IKKb may be a tumour requiring protein (TRP), since it displays extremely low rates of mutation in human cancers.
 

TranscriptoNET (www.transcriptonet.ca) analysis with mRNA expression data retrieved from the National Center for Biotechnology Information's Gene Expression Omnibus (GEO) database, which was normalized against 60 abundantly and commonly found proteins, indicated altered expression for this protein kinase as shown here as the percent change from normal tissue controls (%CFC) as supported with the Student T-test in the following types of human cancers: Bladder carcinomas (%CFC= +105, p<0.009); Brain glioblastomas (%CFC= -84, p<0.049); Brain oligodendrogliomas (%CFC= -87, p<0.044); Breast epithelial hyperplastic enlarged lobular units (HELU) (%CFC= +90, p<0.088); Cervical cancer stage 1B (%CFC= +83, p<0.061); and Cervical cancer stage 2B (%CFC= +115, p<0.051). The COSMIC website notes an up-regulated expression score for IKKb in diverse human cancers of 666, which is 1.4-fold of the average score of 462 for the human protein kinases. The down-regulated expression score of 171 for this protein kinase in human cancers was 2.9-fold of the average score of 60 for the human protein kinases.

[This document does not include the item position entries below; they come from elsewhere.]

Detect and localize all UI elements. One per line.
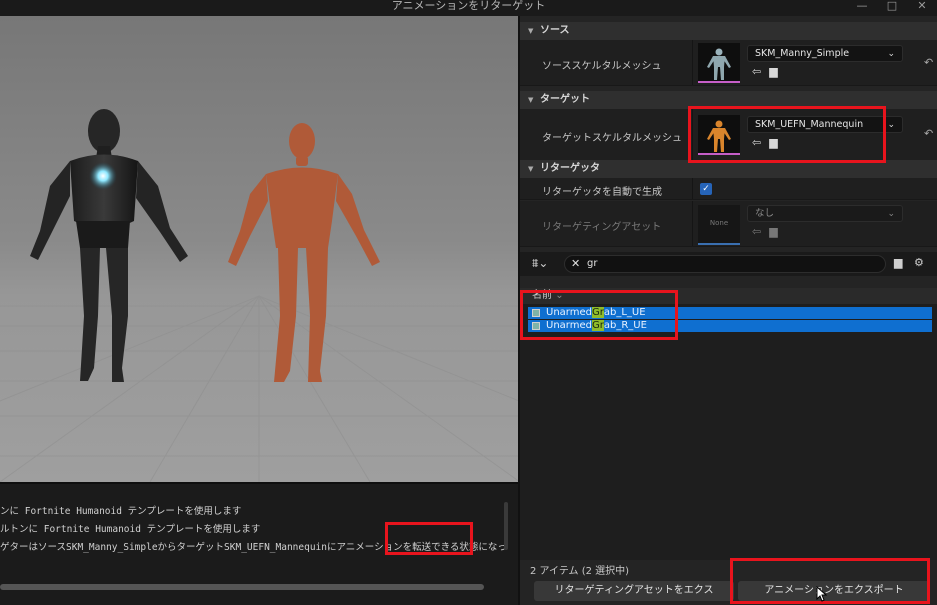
browse-icon[interactable]: ⇦ xyxy=(752,136,761,149)
filter-icon[interactable]: ⩩⌄ xyxy=(532,256,548,271)
output-log: ンに Fortnite Humanoid テンプレートを使用します ルトンに F… xyxy=(0,482,518,605)
log-line: ンに Fortnite Humanoid テンプレートを使用します xyxy=(0,506,242,517)
reset-arrow-icon[interactable]: ↶ xyxy=(924,127,933,140)
export-retarget-asset-button[interactable]: リターゲティングアセットをエクス xyxy=(534,581,734,601)
log-vertical-scrollbar[interactable] xyxy=(504,502,508,550)
list-item[interactable]: UnarmedGrab_L_UE xyxy=(528,307,932,319)
log-line: ゲターはソースSKM_Manny_SimpleからターゲットSKM_UEFN_M… xyxy=(0,542,505,553)
mouse-cursor-icon xyxy=(816,586,828,602)
target-mesh-dropdown[interactable]: SKM_UEFN_Mannequin ⌄ xyxy=(747,116,903,133)
browse-icon[interactable]: ⇦ xyxy=(752,65,761,78)
target-mesh-thumbnail[interactable] xyxy=(698,115,740,155)
target-character-mannequin xyxy=(228,123,380,382)
retarget-asset-dropdown[interactable]: なし ⌄ xyxy=(747,205,903,222)
retarget-asset-row: リターゲティングアセット None なし ⌄ ⇦ ▆ xyxy=(520,201,937,247)
chevron-down-icon: ⌄ xyxy=(887,120,895,130)
close-button[interactable]: ✕ xyxy=(915,0,929,12)
preview-viewport[interactable] xyxy=(0,16,518,482)
collapse-arrow-icon: ▼ xyxy=(528,96,534,104)
retarget-asset-label: リターゲティングアセット xyxy=(542,222,662,233)
item-count-status: 2 アイテム (2 選択中) xyxy=(530,566,630,577)
name-column-header[interactable]: 名前 ⌄ xyxy=(520,288,937,304)
log-horizontal-scrollbar[interactable] xyxy=(0,584,484,590)
clear-search-icon[interactable]: ✕ xyxy=(571,256,580,272)
window-title: アニメーションをリターゲット xyxy=(391,0,546,12)
chevron-down-icon: ⌄ xyxy=(887,209,895,219)
auto-generate-row: リターゲッタを自動で生成 ✓ xyxy=(520,178,937,200)
list-item[interactable]: UnarmedGrab_R_UE xyxy=(528,320,932,332)
animation-asset-icon xyxy=(532,322,540,330)
title-bar: アニメーションをリターゲット — □ ✕ xyxy=(0,0,937,16)
animation-asset-list: 名前 ⌄ UnarmedGrab_L_UE UnarmedGrab_R_UE xyxy=(520,288,937,560)
collapse-arrow-icon: ▼ xyxy=(528,165,534,173)
folder-icon[interactable]: ▆ xyxy=(769,65,777,78)
search-input[interactable]: ✕ gr xyxy=(564,255,886,273)
folder-view-icon[interactable]: ▆ xyxy=(894,256,902,269)
mesh-preview-icon xyxy=(707,48,731,80)
browse-icon[interactable]: ⇦ xyxy=(752,225,761,238)
source-mesh-dropdown[interactable]: SKM_Manny_Simple ⌄ xyxy=(747,45,903,62)
maximize-button[interactable]: □ xyxy=(885,0,899,12)
search-query: gr xyxy=(587,258,598,269)
mesh-preview-icon xyxy=(707,120,731,152)
source-mesh-row: ソーススケルタルメッシュ SKM_Manny_Simple ⌄ ⇦ ▆ ↶ xyxy=(520,40,937,86)
target-mesh-row: ターゲットスケルタルメッシュ SKM_UEFN_Mannequin ⌄ ⇦ ▆ … xyxy=(520,109,937,163)
folder-icon[interactable]: ▆ xyxy=(769,225,777,238)
chevron-down-icon: ⌄ xyxy=(887,49,895,59)
source-character-dark xyxy=(30,109,188,382)
window-controls: — □ ✕ xyxy=(855,0,929,16)
retargeter-section-header[interactable]: ▼ リターゲッタ xyxy=(520,160,937,178)
reset-arrow-icon[interactable]: ↶ xyxy=(924,56,933,69)
auto-generate-label: リターゲッタを自動で生成 xyxy=(542,187,662,198)
target-mesh-label: ターゲットスケルタルメッシュ xyxy=(542,133,682,144)
retarget-details-panel: ▼ ソース ソーススケルタルメッシュ SKM_Manny_Simple ⌄ ⇦ … xyxy=(518,16,937,605)
viewport-scene xyxy=(0,109,518,482)
source-mesh-label: ソーススケルタルメッシュ xyxy=(542,61,662,72)
floor-grid xyxy=(0,295,518,482)
target-section-header[interactable]: ▼ ターゲット xyxy=(520,91,937,109)
sort-arrow-icon: ⌄ xyxy=(555,290,564,301)
source-mesh-thumbnail[interactable] xyxy=(698,43,740,83)
auto-generate-checkbox[interactable]: ✓ xyxy=(700,183,712,195)
folder-icon[interactable]: ▆ xyxy=(769,136,777,149)
retarget-asset-thumbnail[interactable]: None xyxy=(698,205,740,245)
gear-icon[interactable]: ⚙ xyxy=(914,256,924,269)
log-line: ルトンに Fortnite Humanoid テンプレートを使用します xyxy=(0,524,261,535)
collapse-arrow-icon: ▼ xyxy=(528,27,534,35)
minimize-button[interactable]: — xyxy=(855,0,869,12)
source-section-header[interactable]: ▼ ソース xyxy=(520,22,937,40)
animation-asset-icon xyxy=(532,309,540,317)
export-animation-button[interactable]: アニメーションをエクスポート xyxy=(738,581,930,601)
asset-list-toolbar: ⩩⌄ ✕ gr ▆ ⚙ xyxy=(520,252,937,276)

Insertional mutagenesis studies in mice have not yet revealed a role for this protein kinase in mouse cancer oncogenesis.

Percent mutation rates per 100 amino acids length in human cancers: 0.01 % in 25958 diverse cancer specimens. This rate is -90 % lower than the average rate of 0.075 % calculated for human protein kinases in general. Such a very low frequency of mutation in human cancers is consistent with this protein kinase playing a role as a tumour requiring protein (TRP).

Highest percent mutation rates per 100 amino acids length in human cancers: 0.05 % in 2314 haematopoietic and lymphoid cancers tested; 0.01 % in 1683 breast cancers tested.

Most frequent mutations with the number of reports indicated in brackets: K171E (8); K171T )2).

Only 5 deletions, no insertions or complex mutations are noted on the COSMIC website.